Quiero rehuir de lo simplificado y elemental que es el argumento de que sigue mandando quien mandaba y es que, aunque eso sea verdad, eso es inviable. Y lo es porque a estas alturas, después de más de 35 millones de votos, naturalmente la Presidenta y su gobierno tienen todo el derecho a equivocarse solos. Sin embargo, la pregunta que surge entonces es: ¿en qué lugar se encuentra la Presidenta? ¿Cómo se configurarán realmente los elementos del poder, cuando, además de Morena, el único actor con poder relevante es el Partido Verde?
Todo con y para el pueblo. Ese ha sido el objetivo y el plan de acción desde el 1 de julio de 2018 y que continúa hasta nuestros días. Sin embargo, hay una ligera confusión sobre cómo es que se debía implementar esta forma de gobernar porque una cosa es incluir al pueblo en el devenir político y otra cosa muy distinta es pretender que el pueblo actúe libremente y con la consciencia plena sobre qué es lo mejor para el país. A partir de aquí, ¿quién o qué entidad será la que garantice el cumplimiento de los compromisos? ¿Para qué seguir invirtiendo y gastando en campañas y papeletas de votación si al final el pueblo se manifiesta a mano alzada tan ricamente y tiene mucho menos tiempo que perder?

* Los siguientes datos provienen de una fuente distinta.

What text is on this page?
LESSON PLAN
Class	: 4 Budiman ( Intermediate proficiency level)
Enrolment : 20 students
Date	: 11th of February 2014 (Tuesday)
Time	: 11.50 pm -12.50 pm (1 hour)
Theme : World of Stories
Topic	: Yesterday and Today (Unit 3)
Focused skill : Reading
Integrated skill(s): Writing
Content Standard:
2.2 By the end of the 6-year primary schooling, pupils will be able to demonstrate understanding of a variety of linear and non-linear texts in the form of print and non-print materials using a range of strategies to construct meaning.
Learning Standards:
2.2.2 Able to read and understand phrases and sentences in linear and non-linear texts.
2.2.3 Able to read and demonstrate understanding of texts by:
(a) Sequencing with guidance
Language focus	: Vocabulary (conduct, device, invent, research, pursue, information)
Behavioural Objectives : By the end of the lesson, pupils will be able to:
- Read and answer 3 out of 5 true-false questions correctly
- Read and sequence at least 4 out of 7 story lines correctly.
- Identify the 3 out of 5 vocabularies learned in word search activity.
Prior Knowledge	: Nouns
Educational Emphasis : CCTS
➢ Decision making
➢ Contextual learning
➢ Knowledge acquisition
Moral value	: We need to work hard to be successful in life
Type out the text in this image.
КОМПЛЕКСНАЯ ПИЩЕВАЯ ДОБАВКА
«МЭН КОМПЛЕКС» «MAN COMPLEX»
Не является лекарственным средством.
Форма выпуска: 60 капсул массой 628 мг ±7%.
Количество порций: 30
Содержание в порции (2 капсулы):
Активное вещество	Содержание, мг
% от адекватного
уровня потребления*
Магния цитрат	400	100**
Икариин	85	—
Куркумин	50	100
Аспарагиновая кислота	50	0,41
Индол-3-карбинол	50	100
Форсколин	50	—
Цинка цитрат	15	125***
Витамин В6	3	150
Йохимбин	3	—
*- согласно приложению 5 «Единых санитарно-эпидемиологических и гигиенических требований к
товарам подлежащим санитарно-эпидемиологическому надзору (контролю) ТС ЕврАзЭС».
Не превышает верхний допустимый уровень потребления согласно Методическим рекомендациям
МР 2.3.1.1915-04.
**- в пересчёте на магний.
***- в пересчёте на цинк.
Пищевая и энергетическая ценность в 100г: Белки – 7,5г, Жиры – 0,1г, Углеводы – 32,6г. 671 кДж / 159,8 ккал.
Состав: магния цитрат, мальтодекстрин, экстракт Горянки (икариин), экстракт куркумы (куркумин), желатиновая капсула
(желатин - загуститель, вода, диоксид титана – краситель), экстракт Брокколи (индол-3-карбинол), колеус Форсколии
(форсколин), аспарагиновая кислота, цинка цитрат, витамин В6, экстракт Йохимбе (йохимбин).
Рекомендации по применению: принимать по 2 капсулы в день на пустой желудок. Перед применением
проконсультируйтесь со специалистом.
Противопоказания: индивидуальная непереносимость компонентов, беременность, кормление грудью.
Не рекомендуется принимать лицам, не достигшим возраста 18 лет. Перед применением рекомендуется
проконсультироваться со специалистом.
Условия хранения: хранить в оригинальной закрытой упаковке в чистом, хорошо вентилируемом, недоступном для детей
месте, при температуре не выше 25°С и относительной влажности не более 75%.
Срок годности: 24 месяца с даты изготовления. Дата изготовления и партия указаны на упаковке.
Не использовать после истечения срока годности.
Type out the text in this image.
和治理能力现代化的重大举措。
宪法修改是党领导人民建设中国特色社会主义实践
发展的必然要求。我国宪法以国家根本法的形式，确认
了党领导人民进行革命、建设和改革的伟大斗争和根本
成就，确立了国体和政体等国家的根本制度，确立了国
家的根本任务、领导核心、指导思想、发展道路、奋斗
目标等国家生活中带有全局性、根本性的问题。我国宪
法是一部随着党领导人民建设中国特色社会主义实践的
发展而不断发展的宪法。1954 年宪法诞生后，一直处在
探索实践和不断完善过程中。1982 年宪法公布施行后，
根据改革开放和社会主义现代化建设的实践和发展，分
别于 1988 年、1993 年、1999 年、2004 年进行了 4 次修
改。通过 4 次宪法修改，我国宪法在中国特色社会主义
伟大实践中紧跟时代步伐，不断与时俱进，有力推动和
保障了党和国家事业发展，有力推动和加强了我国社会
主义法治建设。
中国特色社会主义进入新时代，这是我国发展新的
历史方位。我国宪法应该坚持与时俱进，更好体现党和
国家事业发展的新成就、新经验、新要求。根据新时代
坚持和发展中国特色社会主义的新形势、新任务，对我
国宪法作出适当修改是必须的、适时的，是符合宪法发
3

Este gobierno es el intérprete de la voluntad popular. Es verdad que conviene no olvidar que la voluntad popular es tan evanescente como su voluntad o la mía. Lo que quiero decir es que lo que pensamos hoy, nadie en su sano juicio puede garantizar que seguirá siendo el mismo pensamiento dentro de seis días, seis meses o seis años. Por eso, desde el Imperio romano hasta nuestros días, las sociedades se han regido por estructuras de representación del poder y siempre la lucha de las élites contra el pópulo ha sido el elemento de tensión dominante en cualquier estructura.
En este momento las que han desaparecido, las que no están y las que no tienen lugar son las élites. Todos –y eso no es nuevo ya que ha pasado muchas veces en nuestra historia– gobiernan en el nombre del pueblo. Pero no olvidemos que este pueblo ha sido mutilado en una parte importante de su ser. Se puede estar a favor o en contra de la reforma judicial, pero es innegable que el sistema judicial no funcionaba como debía. La justicia ni era pronta ni, en la mayoría de los casos, era justa. El problema es que para resolver este problema es necesario contar, por una parte, con una gran preparación e ideas grandes y claras que garanticen que el que quiera ser juez, únicamente busque ser juez y no use los juicios o las condenas como campañas electorales. Este es uno de los grandes problemas de esta reforma impulsada por Morena y sus aliados, que se tendrá que ser muy objetivo e imparcial para evitar que el actuar de los jueces no termine convirtiéndose en una especie de campaña política que alegre a quienes gobiernan desde el Congreso y que, a la vez, garantice su elección.
Esta obra en tres actos requiere de un libreto final que conteste la única pregunta que importa: ¿quién manda aquí?